Réagissant à la recrudescence des meurtres au Sénégal, le président Macky Sall, à défaut de souhaiter le retour de la peine de mort, a promis de corser la sécurité. En attendant la matérialisation de cette autre promesse présidentielle, les habitants s’organisent. Dans de nombreux quartiers de Dakar, des groupes se substituent à la force publique pour prendre en charge la sécurité des lieux et décider du sort des contrevenants. C’est la justice populaire.
«Nous allons corser la sécurité de jour comme de nuit. J’en ai déjà donné les instructions et nous le ferons partout à travers le pays. Depuis qu’on est ici, nous augmentons le niveau de sécurisation des populations. Nous avons recruté 10 000 policiers et gendarmes en quatre ans. Nous avons aussi construit des commissariats. Mais nous allons augmenter tout ça. Nous allons augmenter les patrouilles de jour comme de nuit». Après avoir entendu le président de la République faire une telle déclaration, beaucoup se sont demandés : mais de quel pays est-ce qu’il parle ? Macky Sall, qui était est retourné au domicile de Madame Fatoumata Makhtar Ndiaye pour présenter à la famille de cette dernière les condoléances de la Nation, a-t-il été d’une émotivité débordante au point de s’emmêler les pinceaux. Car, les patrouilles qu’il compte augmenter n’existent qu’en Casamance. A Dakar, les forces de l’ordre ont abandonné les patrouilles depuis fort longtemps. Dans l’édition d’hier du quotidien Wal Fadjri, le commissaire Boubacar Sadio renseignait, parlant des difficultés de la police : «Il y a d’abord un déficit structurel des effectifs. La police n’a pas les moyens humains pour remplir correctement les missions à elles confiées par l’autorité ». L’ancien Directeur général adjoint de la Police nationale précisait pour s’en offusquer : «Aujourd’hui, vous allez dans les commissariats de police les gens n’ont plus de capacité d’intervention. On te dit que le véhicule est là mais il n y a pas de carburant ou bien la voiture est en panne. Ou on te dit, on ne peut pas venir parce que nous ne sommes que deux alors qu’il doit y avoir en permanence au minimum sept». Les policiers qui peinent à intervenir quand ils sont appelés au secours ne font plus que des rafles qui sont très différentes des patrouilles qui rassurent les citoyens et dissuadent les malfrats. De même pour les 10 000 policiers et gendarmes que le président Sall indique avoir recruté en quatre ans. En l’entendant, on serait tenté de se demander s’il n’avait pas confondu les policiers et gendarmes avec les Asp. «Vous imaginez qu’en 1987, on était six mille policiers, aujourd’hui, près de trente ans après, on ne fait pas six mille ; malgré l’accroissement de la population. Il y a un déficit structurel des effectifs et ça c’est un facteur objectif qui est là», indiquait le commissaire Boubacar Sadio.

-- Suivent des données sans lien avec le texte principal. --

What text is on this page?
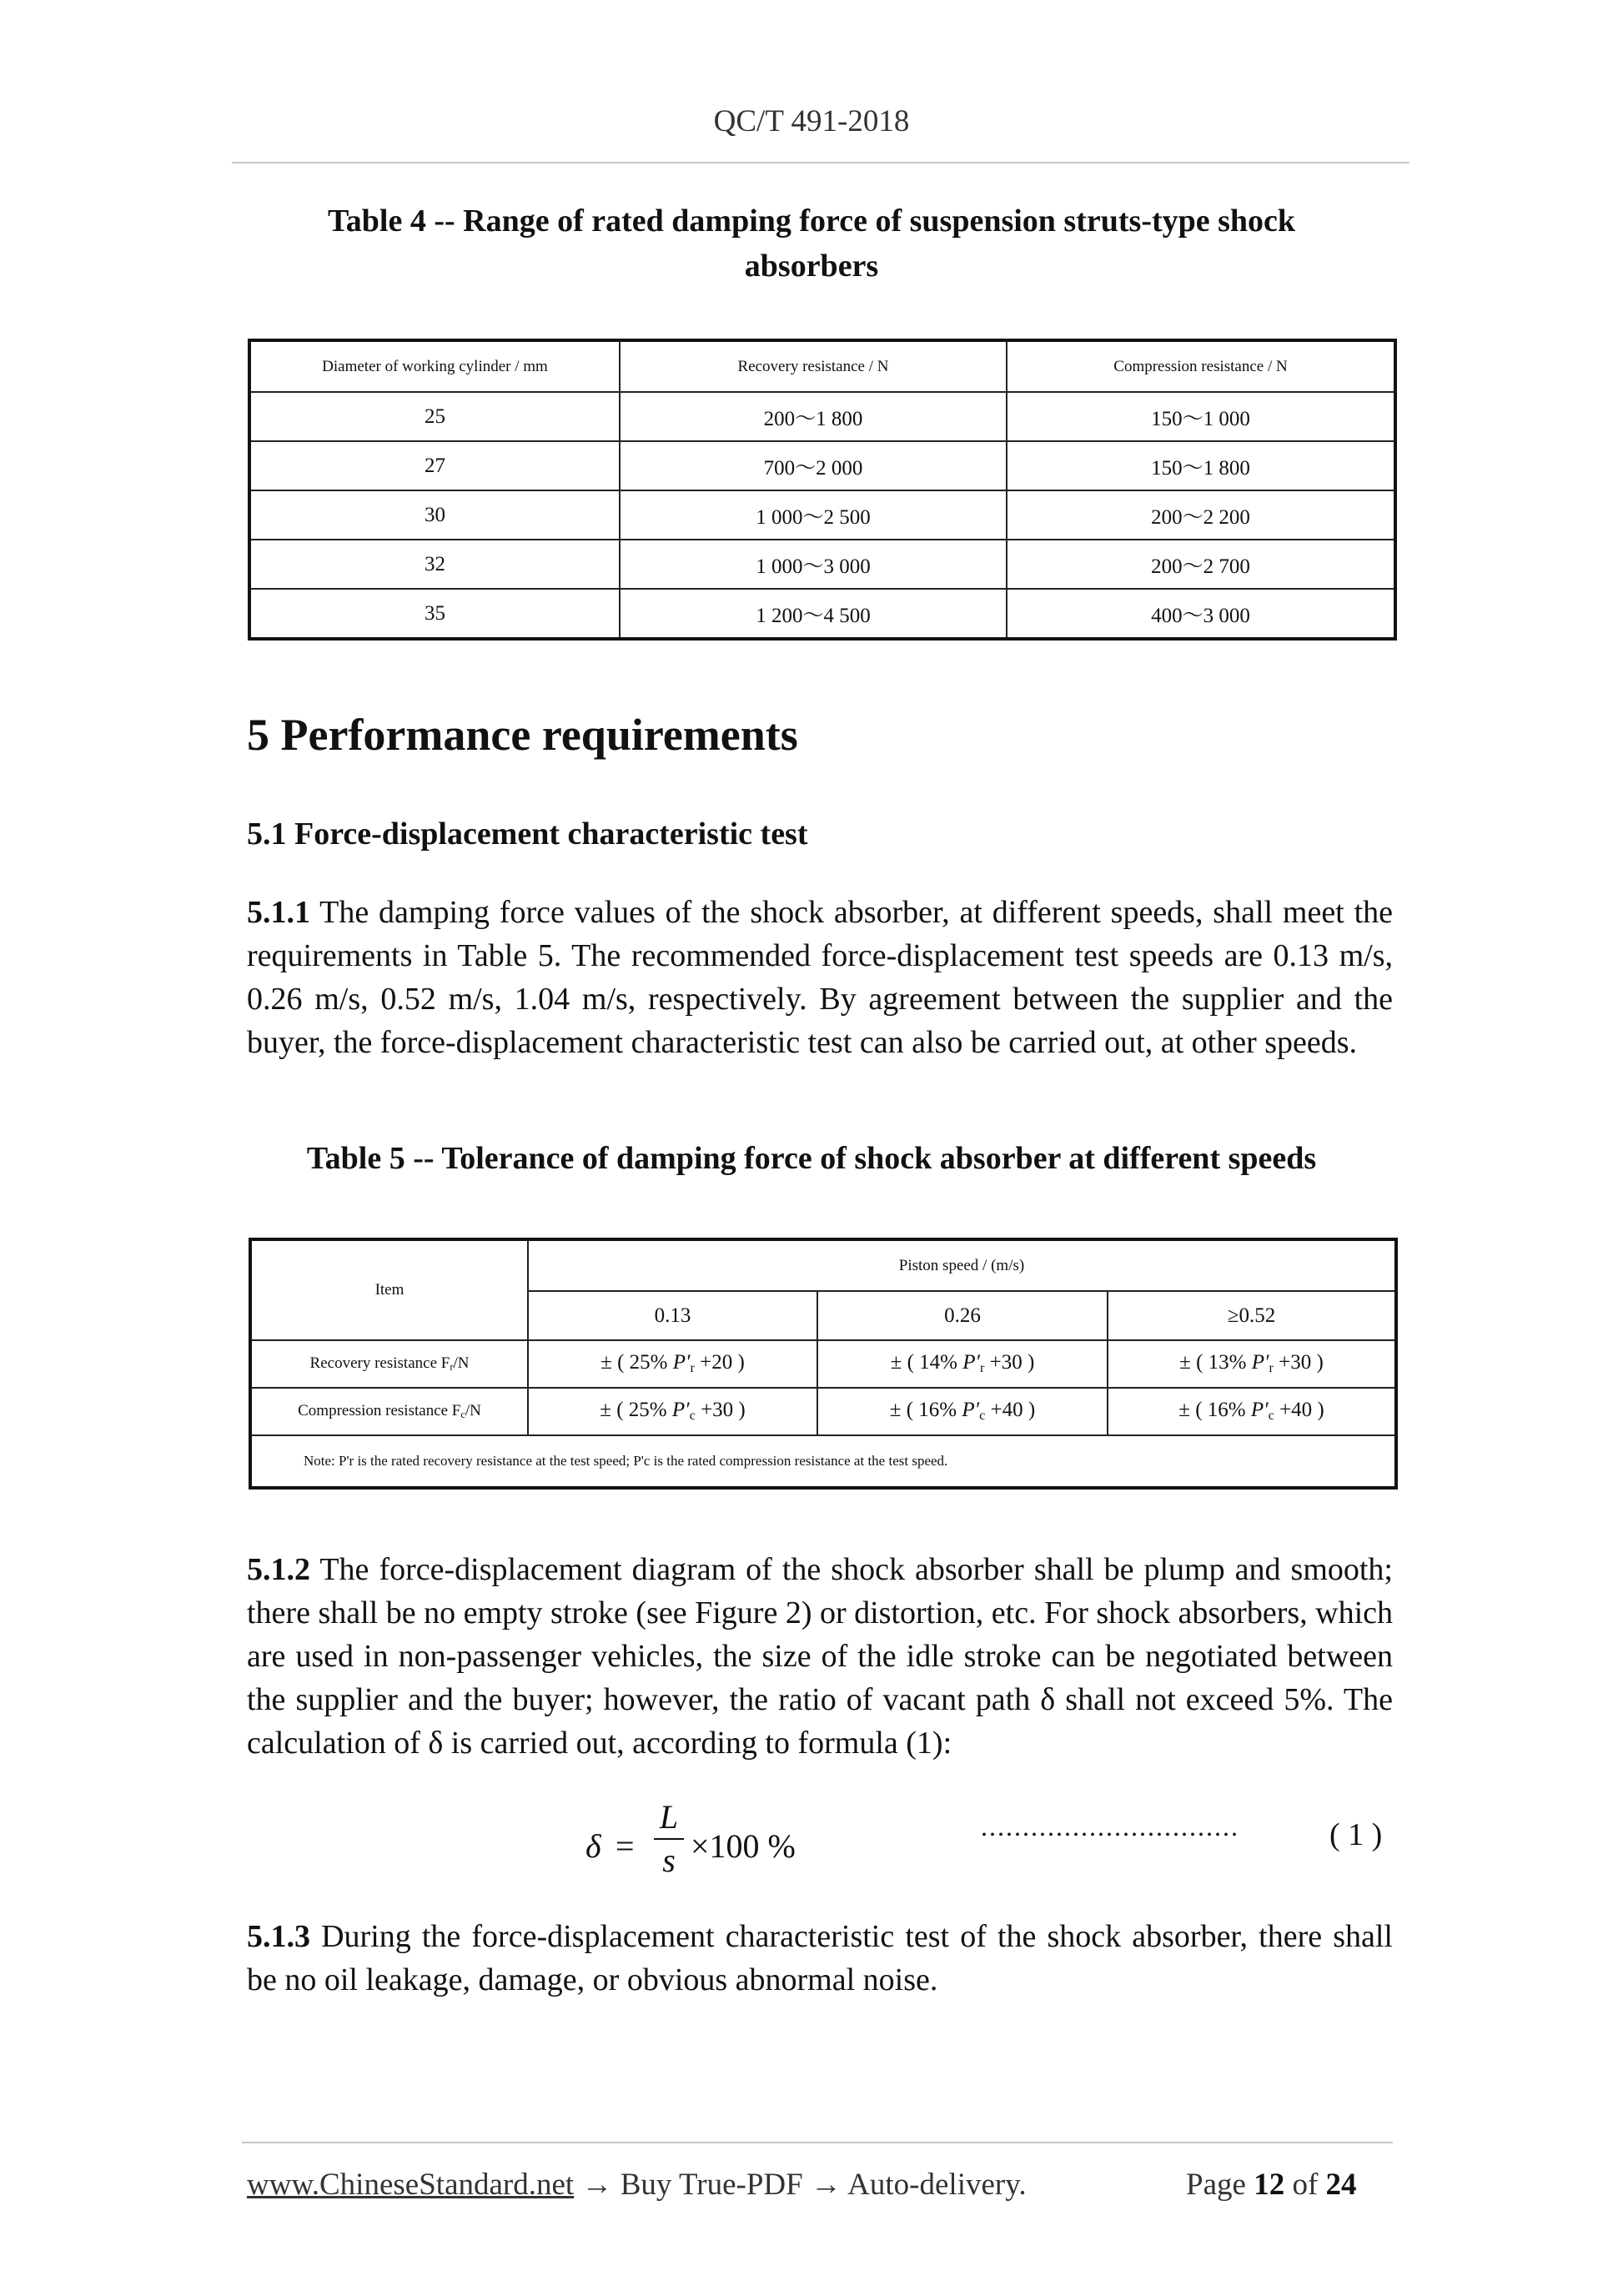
QC/T 491-2018
Table 4 -- Range of rated damping force of suspension struts-type shock absorbers
Diameter of working cylinder / mm	Recovery resistance / N	Compression resistance / N
25	200～1 800	150～1 000
27	700～2 000	150～1 800
30	1 000～2 500	200～2 200
32	1 000～3 000	200～2 700
35	1 200～4 500	400～3 000
5 Performance requirements
5.1 Force-displacement characteristic test
5.1.1 The damping force values of the shock absorber, at different speeds, shall meet the requirements in Table 5. The recommended force-displacement test speeds are 0.13 m/s, 0.26 m/s, 0.52 m/s, 1.04 m/s, respectively. By agreement between the supplier and the buyer, the force-displacement characteristic test can also be carried out, at other speeds.
Table 5 -- Tolerance of damping force of shock absorber at different speeds
Item	Piston speed / (m/s)		
	0.13	0.26	≥0.52
Recovery resistance $F_r/N$	± ( 25% $P'_r +20$ )	± ( 14% $P'_r +30$ )	± ( 13% $P'_r +30$ )
Compression resistance $F_c/N$	± ( 25% $P'_c +30$ )	± ( 16% $P'_c +40$ )	± ( 16% $P'_c +40$ )
Note: P'r is the rated recovery resistance at the test speed; P'c is the rated compression resistance at the test speed.			
5.1.2 The force-displacement diagram of the shock absorber shall be plump and smooth; there shall be no empty stroke (see Figure 2) or distortion, etc. For shock absorbers, which are used in non-passenger vehicles, the size of the idle stroke can be negotiated between the supplier and the buyer; however, the ratio of vacant path δ shall not exceed 5%. The calculation of δ is carried out, according to formula (1):
δ =
L
s ×100 %
...............................	( 1 )
5.1.3 During the force-displacement characteristic test of the shock absorber, there shall be no oil leakage, damage, or obvious abnormal noise.
www.ChineseStandard.net → Buy True-PDF → Auto-delivery.	Page 12 of 24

En matière de sécurité, l’Etat du Sénégal a abandonné le terrain depuis longtemps. Les populations, ne se contentant pas des promesses de Macky Sall, ont pris leur destin en main. Dans de nombreux quartiers de la banlieue dakaroise, elles n’hésitent pas à s’organiser pour assurer la sécurité et se défendre. Ainsi, face à la recrudescence des profanations de tombes au cimetière de Pikine, des jeunes ont pris sur eux la responsabilité de faire des rondes aux alentours dudit lieu. A keur Mbaye Fall, les populations, dépitées par les agresseurs qui écumaient la bourgade tout en distribuant impunément de la drogue, ont initié une expédition punitive qui va s’avérer fatale. Un affrontement d’une rare violence au cours duquel plusieurs blessés graves et un mort vont être enregistrés. Un certain Pape Dieng, compté parmi les malfrats y laisse la vie. Un de ses acolytes, laissé pour mort, Boy Peulh, fera également les frais de la furie des riverains. «Personne ne peut dire que c’est tel ou tel qui a tué. Les jeunes se sont mobilisés pour mettre fin à la tyrannie des agresseurs qui terrorisaient les gens », observait Mamadou Malick Wilane, le délégué du quartier. «Ici, il n’y a pas de. Les gens souffrent. Nos femmes qui s’activent dans la vente de poisson n’osent plus sortir le matin, de peur d’être agressées en cours de route. Les gens ont peur de se rendre à la mosquée à cause des agresseurs. Et dans tout ça, l’Etat laisse faire alors que c’est lui qui a la responsabilité de protéger les citoyens», renchérissait l’Imam Cheikh Diop. Des réactions qui ne légalisent pas mais légitiment les actions violentes menées par les jeunes pour assurer leur protection. Une justice populaire qui risque de faire des émules au vu de l’insécurité qui prévaut dans la capitale.